During Interview Conduct:

  • Shake hands firmly. Solid “web-to-web” contact from one hand to another, grip firmly shake 3-4 times and release.
  • Wait until you are offered a chair before sitting and remember body language and posture: sit upright and look alert and interested at all times. Don’t fidget or slouch.
  • Make good eye contact with your interviewer(s).
  • Remember that the interview is also an important time for you to evaluate the interviewer and the company he or she represents.
  • Be prepared for a question about your salary requirements. It is always best to tell them what you are currently making if asked. If asked what your looking for hold firm to tell them you are looking for a competitive offer. If you’re being asked, you’re being considered. Don’t let them rule you in or out based on what you cost.
  • Avoid using poor language, slang, and pause words (such as “like,” “uh,” and “um”).
  • Always showcase your talents, skills, and determination. Avoid yes and no answers. Give examples.
  • Stress your achievements. Only offer any positive information about yourself.
  • Show what you can do for the company rather than what the company can do for you.
  • Always conduct yourself as if you are determined to get the job you are discussing.
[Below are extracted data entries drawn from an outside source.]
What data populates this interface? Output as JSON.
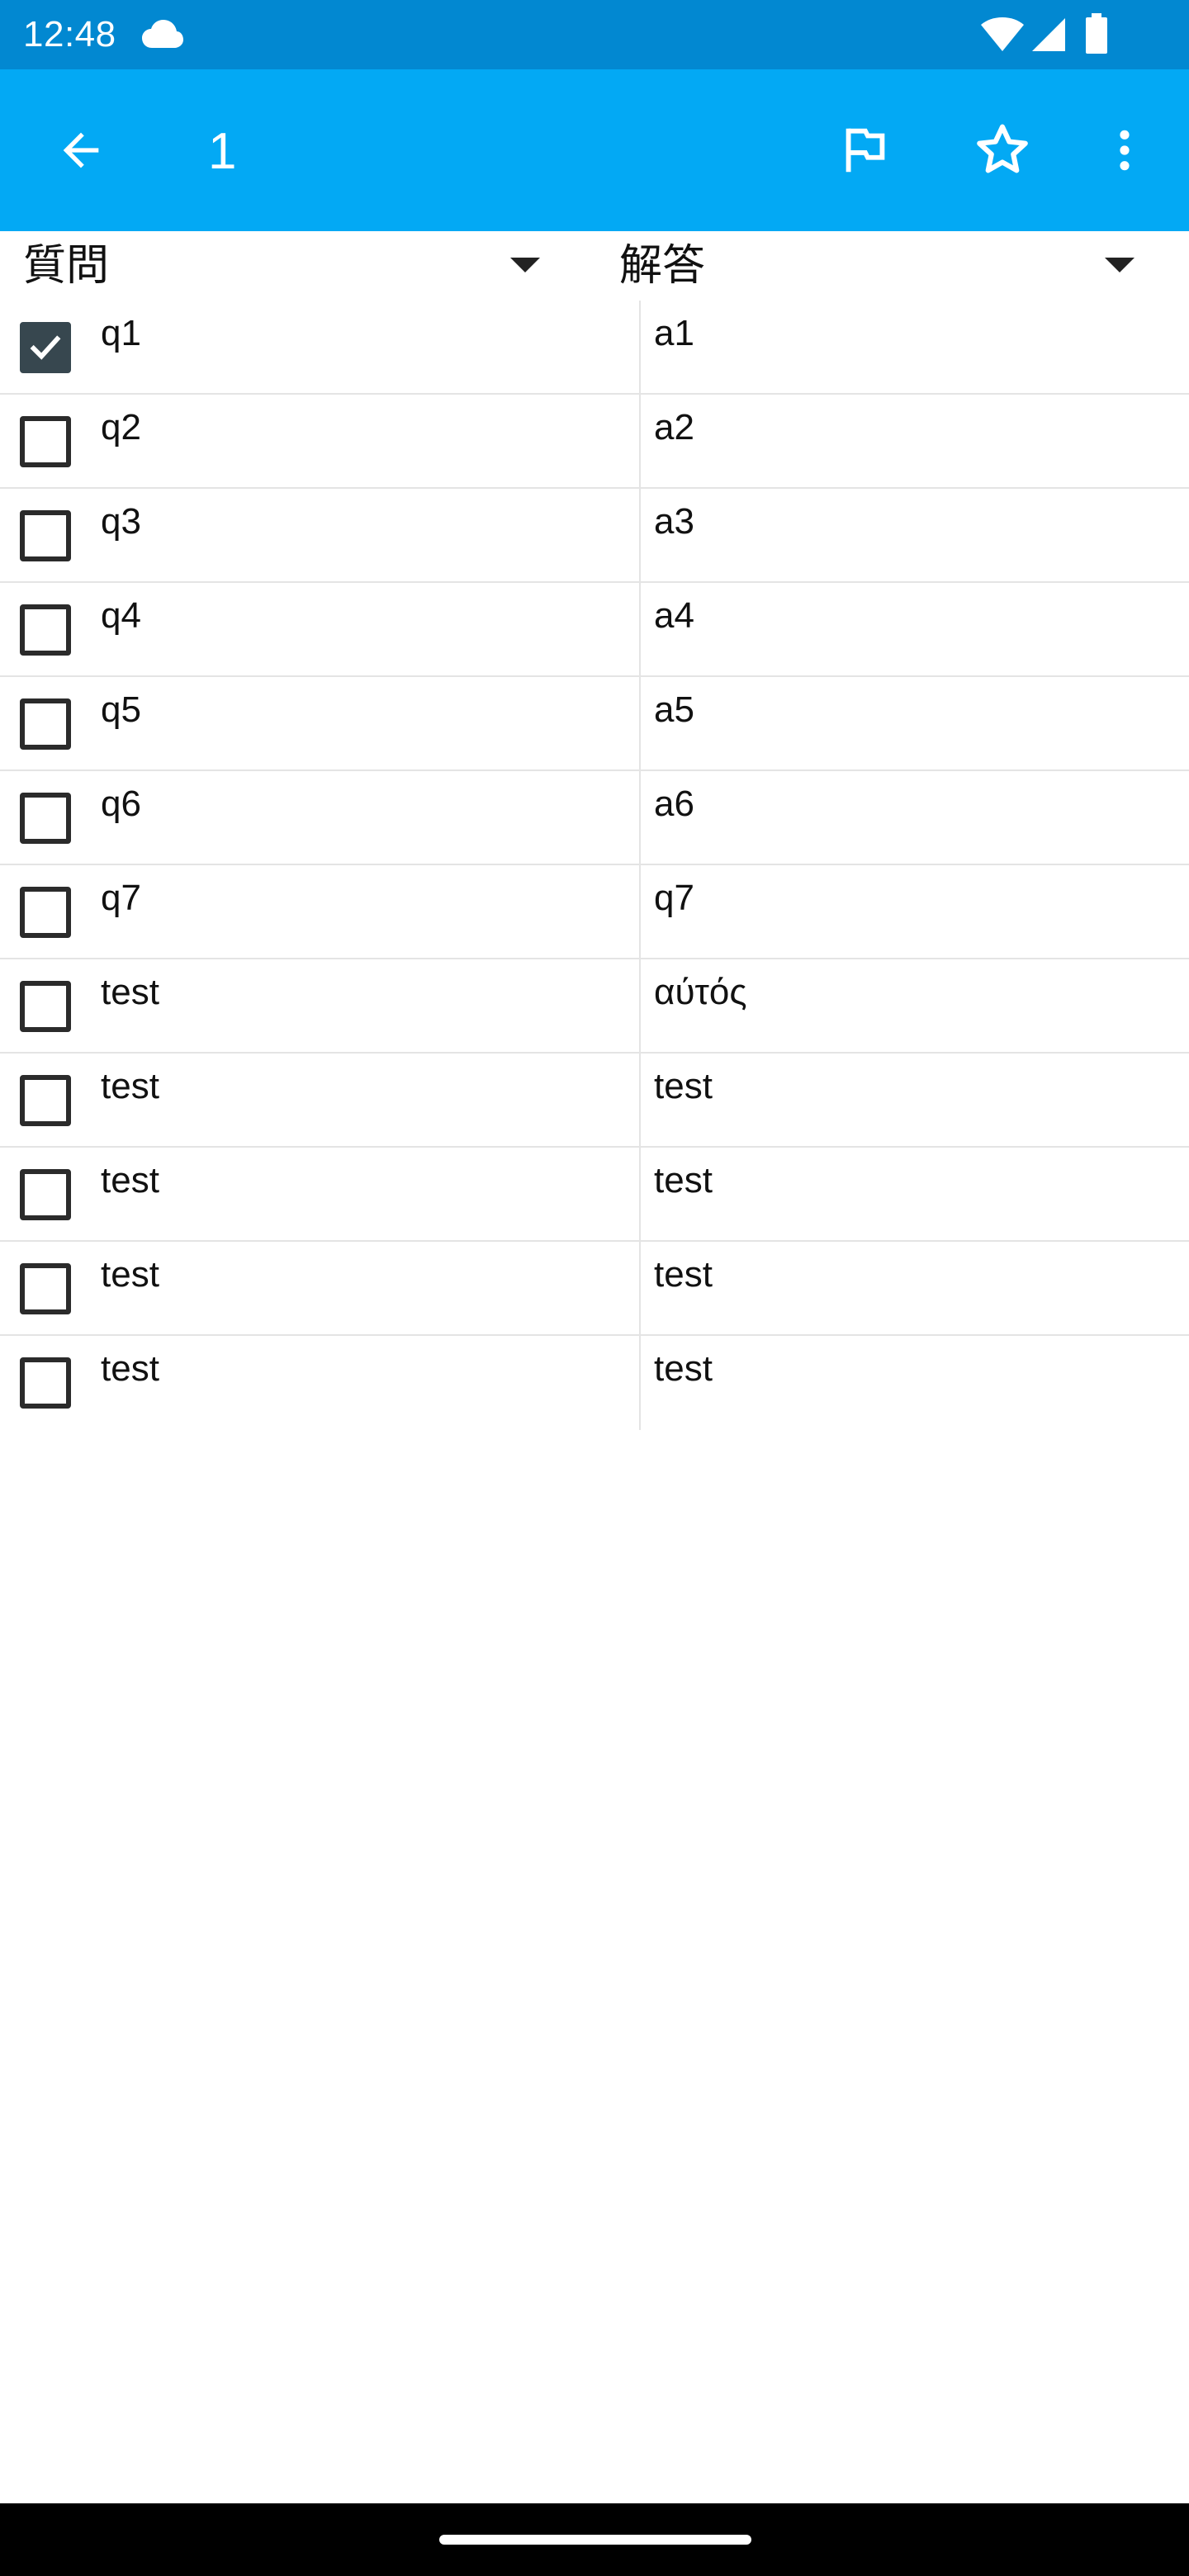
{
  "status_bar": {
    "time": "12:48",
    "icons": [
      "cloud-icon",
      "wifi-icon",
      "signal-icon",
      "battery-icon"
    ]
  },
  "app_bar": {
    "title": "1",
    "back_icon": "arrow-left-icon",
    "flag_icon": "flag-outline-icon",
    "star_icon": "star-outline-icon",
    "more_icon": "more-vert-icon"
  },
  "columns": {
    "question": "質問",
    "answer": "解答"
  },
  "rows": [
    {
      "q": "q1",
      "a": "a1",
      "checked": true
    },
    {
      "q": "q2",
      "a": "a2",
      "checked": false
    },
    {
      "q": "q3",
      "a": "a3",
      "checked": false
    },
    {
      "q": "q4",
      "a": "a4",
      "checked": false
    },
    {
      "q": "q5",
      "a": "a5",
      "checked": false
    },
    {
      "q": "q6",
      "a": "a6",
      "checked": false
    },
    {
      "q": "q7",
      "a": "q7",
      "checked": false
    },
    {
      "q": "test",
      "a": "αύτός",
      "checked": false
    },
    {
      "q": "test",
      "a": "test",
      "checked": false
    },
    {
      "q": "test",
      "a": "test",
      "checked": false
    },
    {
      "q": "test",
      "a": "test",
      "checked": false
    },
    {
      "q": "test",
      "a": "test",
      "checked": false
    }
  ],
  "colors": {
    "status_bar": "#0288d1",
    "app_bar": "#03a9f4",
    "checkbox_checked": "#37474f",
    "divider": "#e4e4e4"
  }
}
Never close the door on an opportunity until you are sure about it.
  • Answer questions truthfully and frankly. Do not over-answer questions.
  • Always be positive about former colleagues, supervisors, and employers.
  • Be enthusiastic in your tone of voice. This will assist in your level of perceived confidence.
  • Maintain a professional disposition. Avoid telling jokes, discussing controversial topics, personal issues or family problems during the interview.
  • No matter how qualified you are for the position via your resume/ job application you will need to sell yourself to the interviewer.
  • Close the interview by telling the interviewer(s) that you are interested in going to the next step, and find out what that is.
  • Ask for business cards from each person you interviewed with.

Post Interview Conduct:

  • Immediately take down notes after the interview concludes so you don’t forget crucial details.
  • Send thank you letters (email is fine) 24-48 hours after interview.